Он выпил уже второй раз, я только успевал чокаться с ним. Потом он снял со стены гитару и забренчал какую-то песню на свои стихи. Славный парень, да и стихи хорошие, и песня неплохая.
После третьего раза Володя стал мне демонстрировать свои спортивные достижения. Тридцатидвухкилограммовая гиря взлетела к потолку три раза, в первый раз чуть не убив меня. Когда опьяневший и вспотевший Володя вознамерился взять сразу две гири, я поднял стакан и предложил чокнуться ещё раз. Он охотно согласился, и за разговором, я как-то незаметно отговорил его от дурной затеи с двумя гирями.

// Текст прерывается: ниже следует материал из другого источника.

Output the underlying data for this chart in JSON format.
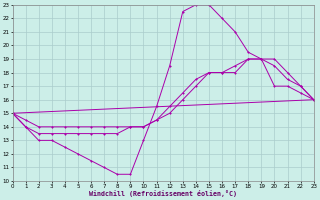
{
  "bg_color": "#cceee8",
  "grid_color": "#aacccc",
  "line_color": "#aa00aa",
  "xlabel": "Windchill (Refroidissement éolien,°C)",
  "xlim": [
    0,
    23
  ],
  "ylim": [
    10,
    23
  ],
  "xticks": [
    0,
    1,
    2,
    3,
    4,
    5,
    6,
    7,
    8,
    9,
    10,
    11,
    12,
    13,
    14,
    15,
    16,
    17,
    18,
    19,
    20,
    21,
    22,
    23
  ],
  "yticks": [
    10,
    11,
    12,
    13,
    14,
    15,
    16,
    17,
    18,
    19,
    20,
    21,
    22,
    23
  ],
  "curve1_x": [
    0,
    1,
    2,
    3,
    4,
    5,
    6,
    7,
    8,
    9,
    10,
    11,
    12,
    13,
    14,
    15,
    16,
    17,
    18,
    19,
    20,
    21,
    22,
    23
  ],
  "curve1_y": [
    15,
    14,
    13,
    13,
    12.5,
    12,
    11.5,
    11,
    10.5,
    10.5,
    13,
    15.5,
    18.5,
    22.5,
    23,
    23,
    22,
    21,
    19.5,
    19,
    19,
    18,
    17,
    16
  ],
  "curve2_x": [
    0,
    23
  ],
  "curve2_y": [
    15,
    16
  ],
  "curve3_x": [
    0,
    1,
    2,
    3,
    4,
    5,
    6,
    7,
    8,
    9,
    10,
    11,
    12,
    13,
    14,
    15,
    16,
    17,
    18,
    19,
    20,
    21,
    22,
    23
  ],
  "curve3_y": [
    15,
    14,
    13.5,
    13.5,
    13.5,
    13.5,
    13.5,
    13.5,
    13.5,
    14,
    14,
    14.5,
    15.5,
    16.5,
    17.5,
    18,
    18,
    18.5,
    19,
    19,
    18.5,
    17.5,
    17,
    16
  ],
  "curve4_x": [
    0,
    1,
    2,
    3,
    4,
    5,
    6,
    7,
    8,
    9,
    10,
    11,
    12,
    13,
    14,
    15,
    16,
    17,
    18,
    19,
    20,
    21,
    22,
    23
  ],
  "curve4_y": [
    15,
    14.5,
    14,
    14,
    14,
    14,
    14,
    14,
    14,
    14,
    14,
    14.5,
    15,
    16,
    17,
    18,
    18,
    18,
    19,
    19,
    17,
    17,
    16.5,
    16
  ]
}
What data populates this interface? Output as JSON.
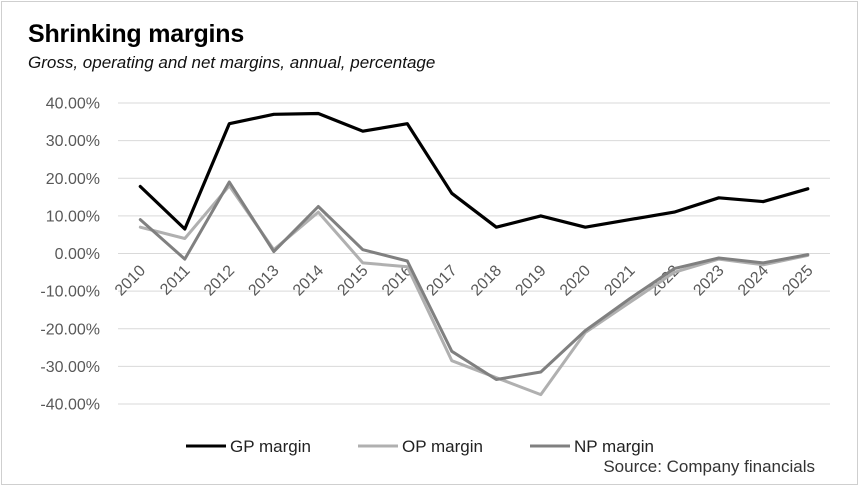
{
  "chart_data": {
    "type": "line",
    "title": "Shrinking margins",
    "subtitle": "Gross, operating and net margins, annual, percentage",
    "source": "Source: Company financials",
    "categories": [
      "2010",
      "2011",
      "2012",
      "2013",
      "2014",
      "2015",
      "2016",
      "2017",
      "2018",
      "2019",
      "2020",
      "2021",
      "2022",
      "2023",
      "2024",
      "2025"
    ],
    "ylim": [
      -40,
      40
    ],
    "yticks": [
      "40.00%",
      "30.00%",
      "20.00%",
      "10.00%",
      "0.00%",
      "-10.00%",
      "-20.00%",
      "-30.00%",
      "-40.00%"
    ],
    "ytick_values": [
      40,
      30,
      20,
      10,
      0,
      -10,
      -20,
      -30,
      -40
    ],
    "grid": true,
    "legend_position": "bottom",
    "series": [
      {
        "name": "GP margin",
        "color": "#000000",
        "values": [
          17.8,
          6.5,
          34.5,
          37.0,
          37.2,
          32.5,
          34.5,
          16.0,
          7.0,
          10.0,
          7.0,
          9.0,
          11.0,
          14.8,
          13.8,
          17.2
        ]
      },
      {
        "name": "OP margin",
        "color": "#b0b0b0",
        "values": [
          7.0,
          4.0,
          18.0,
          1.0,
          11.0,
          -2.5,
          -3.5,
          -28.5,
          -33.0,
          -37.5,
          -21.0,
          -13.0,
          -5.0,
          -1.5,
          -3.0,
          -0.5
        ]
      },
      {
        "name": "NP margin",
        "color": "#808080",
        "values": [
          9.0,
          -1.5,
          19.0,
          0.5,
          12.5,
          1.0,
          -2.0,
          -26.0,
          -33.5,
          -31.5,
          -20.5,
          -12.0,
          -4.0,
          -1.2,
          -2.5,
          -0.3
        ]
      }
    ]
  }
}
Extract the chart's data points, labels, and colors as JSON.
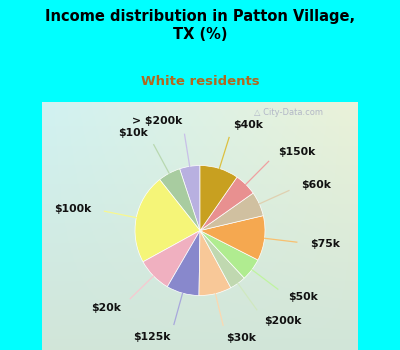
{
  "title": "Income distribution in Patton Village,\nTX (%)",
  "subtitle": "White residents",
  "title_color": "#000000",
  "subtitle_color": "#b06820",
  "bg_color": "#00ffff",
  "labels": [
    "> $200k",
    "$10k",
    "$100k",
    "$20k",
    "$125k",
    "$30k",
    "$200k",
    "$50k",
    "$75k",
    "$60k",
    "$150k",
    "$40k"
  ],
  "values": [
    5.0,
    5.5,
    22.0,
    8.5,
    8.0,
    8.0,
    4.0,
    5.5,
    11.0,
    6.0,
    5.5,
    9.5
  ],
  "colors": [
    "#b8b0e0",
    "#a8cca0",
    "#f5f578",
    "#f0b0c0",
    "#8888cc",
    "#f8c898",
    "#c0d8b0",
    "#b0ec90",
    "#f5a850",
    "#d0c0a0",
    "#e89090",
    "#c8a020"
  ],
  "line_colors": [
    "#c8c0e8",
    "#b8d8b0",
    "#f8f890",
    "#f8c8d0",
    "#a8a8dc",
    "#fcd8b0",
    "#d0e8c0",
    "#c0f4a0",
    "#f8c070",
    "#e0d0b0",
    "#f0a0a0",
    "#dcc040"
  ],
  "startangle": 90,
  "label_fontsize": 7.8,
  "watermark": " City-Data.com"
}
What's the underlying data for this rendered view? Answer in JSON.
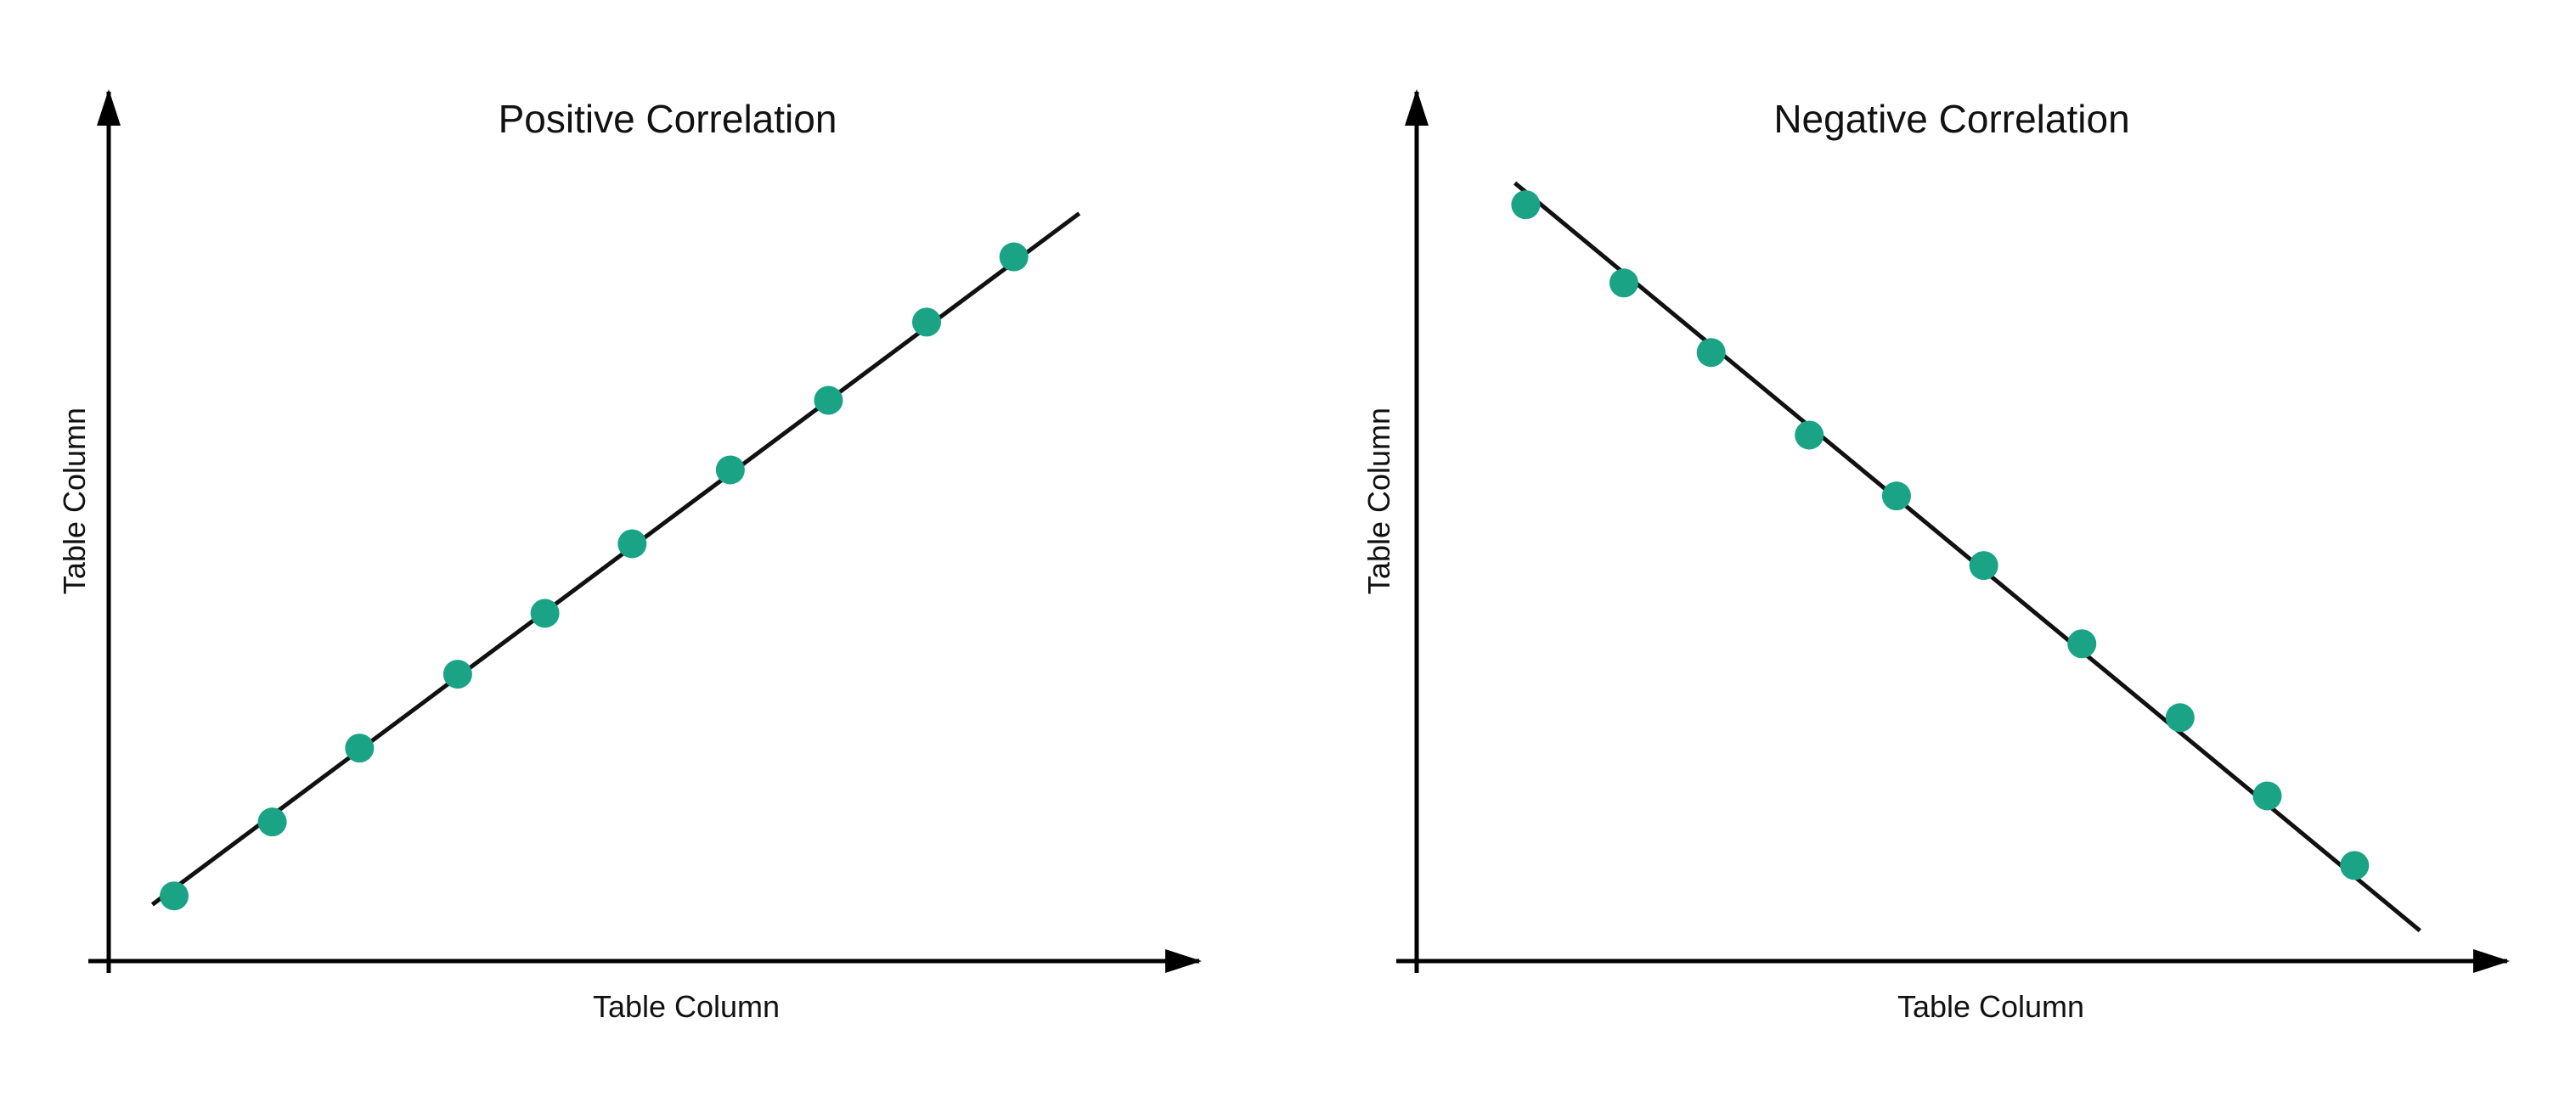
{
  "chart_data": [
    {
      "type": "scatter",
      "title": "Positive Correlation",
      "xlabel": "Table Column",
      "ylabel": "Table Column",
      "xlim": [
        0,
        10
      ],
      "ylim": [
        0,
        10
      ],
      "grid": false,
      "x": [
        0.6,
        1.5,
        2.3,
        3.2,
        4.0,
        4.8,
        5.7,
        6.6,
        7.5,
        8.3
      ],
      "y": [
        0.75,
        1.6,
        2.45,
        3.3,
        4.0,
        4.8,
        5.65,
        6.45,
        7.35,
        8.1
      ],
      "trendline": {
        "x": [
          0.4,
          8.9
        ],
        "y": [
          0.65,
          8.6
        ]
      },
      "colors": {
        "point": "#1aa384",
        "line": "#111111",
        "axis": "#000000"
      }
    },
    {
      "type": "scatter",
      "title": "Negative Correlation",
      "xlabel": "Table Column",
      "ylabel": "Table Column",
      "xlim": [
        0,
        10
      ],
      "ylim": [
        0,
        10
      ],
      "grid": false,
      "x": [
        1.0,
        1.9,
        2.7,
        3.6,
        4.4,
        5.2,
        6.1,
        7.0,
        7.8,
        8.6
      ],
      "y": [
        8.7,
        7.8,
        7.0,
        6.05,
        5.35,
        4.55,
        3.65,
        2.8,
        1.9,
        1.1
      ],
      "trendline": {
        "x": [
          0.9,
          9.2
        ],
        "y": [
          8.95,
          0.35
        ]
      },
      "colors": {
        "point": "#1aa384",
        "line": "#111111",
        "axis": "#000000"
      }
    }
  ]
}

Он даже не замечал, что я не пью, а только доливаю себе каплю. В общем, я присутствовал и не падал.
Опустошив первую бутылку, поэт начал открывать вторую, но я, решив, что дань вежливости отдана, заторопился на выход.
- Тётя Белла ждёт! – Категорично заявил я, после чего поэт сдался и сник.
- Святая женщина, твоя тётя! – Заявил он на лестничной площадке, где амбрэ сменилось другими тонами местных производителей мочи.
Площадкой ниже бурно спорили два пьяных мужика.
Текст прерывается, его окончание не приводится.